The Ubiquitous B-Tree
Recently, I was working on a collision detection routine for a small graphics library. My idea was to index objects in the scene, and then iterate over nearby pairs of objects and check for collisions. In order to do this, the index would need to be updated frequently, and it would need to be able to be scanned in order. While this was ultimately the wrong approach[1], it got me thinking about the most common data structure with this property, a variation of a B-tree called a B+tree.
The B-tree is an old data structure. It was invented in 1971 by Rudolf Bayer and Edward McCraight in their paper Organization and Maintenance of Large Ordered Indices, one year before C was implemented for the PDP-11[2][3]. Bayer and McCraight were looking to figure out a way to create a index of objects where adding, deleting, or modifying objects could be done quickly. In the original paper the objects were files in the filesystem, but their design is general enough to index any set of key-value pairs.
Using their design, setting or deleting a key could be done in O(log N) time where N is the number of objects indexed by the tree. This is a huge improvement over the worst case performance of a hash table which had been in use since the 1950s and which grows linearly when an extremely large amount of data needs to be indexed.
The B-tree itself is essentially a generalization of a binary search tree. The difference between them is that while a binary search tree can be unbalanced and therefore have poor worst case performance, a B-tree is always as balanced as possible. The other main difference between a binary search tree and a B-tree is that the branching factor for a B-tree can be greater than two. This means that a B-tree can be shallower than a binary search tree, since each layer can hold much more data, which is nice because it takes fewer reads from memory to find nodes on the tree.
Not long after the introduction of the B-tree did variations of the B+tree get introduced. By at least 1973, there was literature about some kind of B+tree for IBM’s VSAM file type. However, the canonical description of the B+tree comes from Douglas Cromer’s 1979 paper The Ubiquitous B-Tree. In his paper, he describes both B-trees and B+trees, highlighting their use in designing data storage applications.
The difference between a B-tree and a B+tree is that a B+tree only stores data in its leaves, and those leaves each have a link to the next leaf. The B+tree is then an index over a linked list.
Now, lets implement a B+tree. This not an ideal implementation since it is not thread safe. Thread safe B+trees are crazy and best practice dictates using a skip list for a concurrent key-value store. It is in C++17 because the actual algorithms used are more clear when you are managing the memory yourself. All pointers are shared pointers so that the implementation is safe-by default. The linked list structure is left off the following description, but adding it to a B+tree is trivial and is included in the source.
First let’s look at a the structure of a B+tree at rest.
To find a key k
within a B+tree, start at the root node. For each key stored in the root, find the pointer at index i such that key i - 1 if less than k
and key i and is greater than k
. Follow that pointer to the next node, and repeat the process until arriving at a leaf. Within the leaves, the key-value pairs can be stored in an array. Iterate over those pairs and find the key. If it is not there, then k
is not in the leaf. For updating the value for an already present key, the update can be done in place.
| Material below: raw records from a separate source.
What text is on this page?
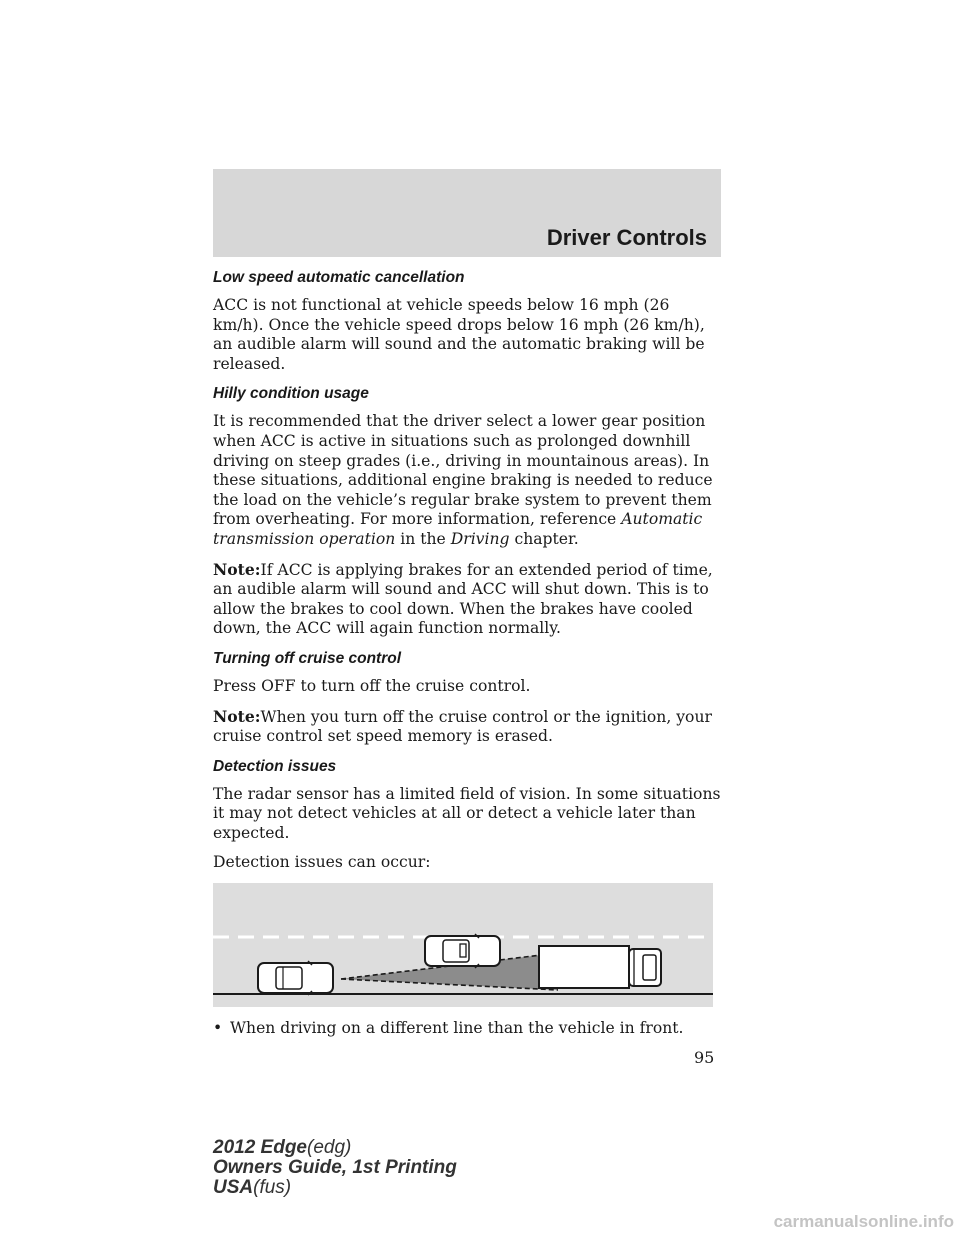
Driver Controls
Low speed automatic cancellation

ACC is not functional at vehicle speeds below 16 mph (26 km/h). Once the vehicle speed drops below 16 mph (26 km/h), an audible alarm will sound and the automatic braking will be released.

Hilly condition usage

It is recommended that the driver select a lower gear position when ACC is active in situations such as prolonged downhill driving on steep grades (i.e., driving in mountainous areas). In these situations, additional engine braking is needed to reduce the load on the vehicle’s regular brake system to prevent them from overheating. For more information, reference Automatic transmission operation in the Driving chapter.

Note:If ACC is applying brakes for an extended period of time, an audible alarm will sound and ACC will shut down. This is to allow the brakes to cool down. When the brakes have cooled down, the ACC will again function normally.

Turning off cruise control

Press OFF to turn off the cruise control.

Note:When you turn off the cruise control or the ignition, your cruise control set speed memory is erased.

Detection issues

The radar sensor has a limited field of vision. In some situations it may not detect vehicles at all or detect a vehicle later than expected.

Detection issues can occur:

• When driving on a different line than the vehicle in front.
95
2012 Edge(edg)
Owners Guide, 1st Printing
USA(fus)
carmanualsonline.info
However, for inserting a new element or deleting an old element, one will need to make sure that the tree remains balanced. This is done by splitting and merging nodes when they are too full or too empty. In particular, for a B+tree of order b, each inner node can only hold between b and 2b pointers to children. When a node splits its parent node must add a pointer to accommodate both new nodes. If that node becomes to full, it splits, and so on. For merges, if a node shrinks in below length b, then the node merges with an adjacent node and notifies its parent to remove one of the pointers. If the parent becomes too short, then it merges with an adjacent node and so on. The root node will split if it gets too full and a new root node will need to be created. However the root node can have fewer than b pointers since it does not have any neighbors. Here I assume that each leaf can only hold b key-value pairs as well, but in practice the leaves may hold many more pairs than the inner nodes.
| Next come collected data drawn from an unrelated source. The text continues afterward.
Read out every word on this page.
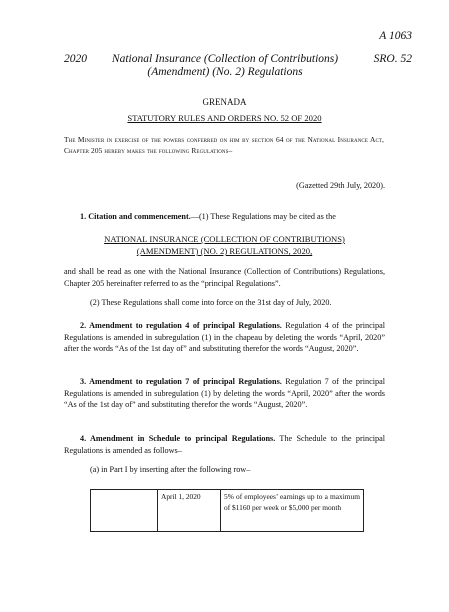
A 1063
2020	National Insurance (Collection of Contributions)
(Amendment) (No. 2) Regulations
SRO. 52
GRENADA
STATUTORY RULES AND ORDERS NO. 52 OF 2020
The Minister in exercise of the powers conferred on him by section 64 of the National Insurance Act, Chapter 205 hereby makes the following Regulations–
(Gazetted 29th July, 2020).
1. Citation and commencement.—(1) These Regulations may be cited as the
NATIONAL INSURANCE (COLLECTION OF CONTRIBUTIONS)
(AMENDMENT) (NO. 2) REGULATIONS, 2020,
and shall be read as one with the National Insurance (Collection of Contributions) Regulations, Chapter 205 hereinafter referred to as the “principal Regulations”.
(2) These Regulations shall come into force on the 31st day of July, 2020.
2. Amendment to regulation 4 of principal Regulations. Regulation 4 of the principal Regulations is amended in subregulation (1) in the chapeau by deleting the words “April, 2020” after the words “As of the 1st day of” and substituting therefor the words “August, 2020”.
3. Amendment to regulation 7 of principal Regulations. Regulation 7 of the principal Regulations is amended in subregulation (1) by deleting the words “April, 2020” after the words “As of the 1st day of” and substituting therefor the words “August, 2020”.
4. Amendment in Schedule to principal Regulations. The Schedule to the principal Regulations is amended as follows–
(a) in Part I by inserting after the following row–
	April 1, 2020	5% of employees’ earnings up to a maximum of $1160 per week or $5,000 per month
As for an implementation, we can see the structure of an internal node is different from a leaf node, but it would be nice if we could could use the same interface for merging and splitting nodes. With that in mind we will write an abstract class called BPlusTreeNode
. We then write two child classes BPlusTreeLeaf
and BPlusTreeInnerNode
. The nodes will need to implement get
, set
, remove
, split
, and merge
. Further, we want to be able to store different key and value types so we will template this class. Lets try:
template <typename K, typename V> class BPlusTreeNode {
public:
virtual ErrorOr<V> get(K key) {
ErrorOr<V> ret;
ret.set_error(Error("Not implemented"));
return ret;
}
virtual std::shared_ptr<BPlusTreeNode<K, V>> set(K key, V value) {
return nullptr;
}
virtual Status remove(K key) { return Status("Not implemented", false); }
virtual void merge(std::shared_ptr<BPlusTreeNode<K, V>> node) {}
virtual std::shared_ptr<BPlusTreeNode<K, V>> split() { return nullptr; }
};
Even though this is an abstract class, and we will override every function, we need to have some dummy implementation to please the compiler. (The classes ErrorOr
and Status
are used for returning and handling errors without throwing exceptions. You can see their implementation in the linked code, but the interface should be obvious from context.)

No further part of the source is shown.